It’s considered a truism that customer service in the USA is far better than that found in the UK. I would say that this difference is often overstated, but then again…
My good friend over at the blog Puppetman, recently wrote a post about a well-known anachronistic umbrella shop in London: James Smith and Sons, in Holborn. It’s truly a place lost in time- old-fashioned canes, walking sticks, and of course umbrellas.
A few years ago, I found myself needing a particular type of umbrella- one with a handle that curved into a gentle, not a sharp or mostly-closed hook. It was to be a prop for a video shoot where someone would be hooking an umbrella on a lamp-post and spinning, a la Gene Kelly. Most lamp-posts are rather wide, and most umbrella handles aren’t open enough to latch on. I needed a special type of umbrella, so I went to the umbrella specialists.
Things go wrong at the umbrella shop:
When I arrived the store was surprisingly busy, and it took me a while to catch a clerk’s attention. When I did, I figured it was best to get straight to the point:
Me: “Good morning. I need an umbrella with a hook/handle that doesn’t quite curve too far around. It’s a prop for a film shoot.”
This was somehow the wrong thing to say, as the clerk gave me the kind of withering glare and up-turned nose that you see in comedy sketches about snooty waiters, but you never expect to encounter in real life.
Clerk (curtly): “Well I’m sure we don’t have anything of that sort here.”
I was a little confused. Here I was at the umbrella shop, surrounded by thousands of umbrellas, asking the umbrella man for an umbrella, and without hesitation, he was telling me that I was in the wrong place, asking for the wrong sort of thing.
Me: “…..er…. What about those umbrellas right there? Right behind you.”
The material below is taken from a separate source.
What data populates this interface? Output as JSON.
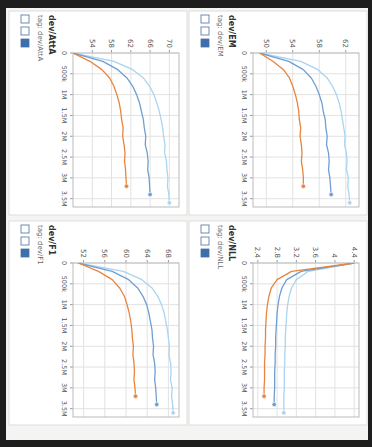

Indeed, right behind the counter was a stack of umbrellas with the required type of handle. He slowly, and grudgingly turned around.
Clerk: “Well these…. I suppose.”
With that, he flung one of the umbrellas on the counter and stalked away for another customer, leaving me to ponder whether to buy a £150 umbrella from a shop that could barely tolerate my existence. I was taken aback- I had been polite, I had been specific, and I had been treated like I had walked in with my shirt off and asked for an umbrella-ella-ella, while randomly gyrating and screeching like Rihanna on an acid trip. I can only guess that, in this temple of umbrellas, I had offended by attempting to buy something without pausing to give due praise to the beauty and fine craftsmanship of their quality products. I didn’t really want an umbrella, I wanted a prop. And this lack of proper appreciation for umbrellas was a disgusting affront.
In the end I bought a £10 brolly from Boots and sawed off the end of the handle.
Someday I’m going to go back and ask for an umbrella “just like wot Mary Poppins ‘ad, so I can scratch me back better” and see if I can make the clerk’s head explode.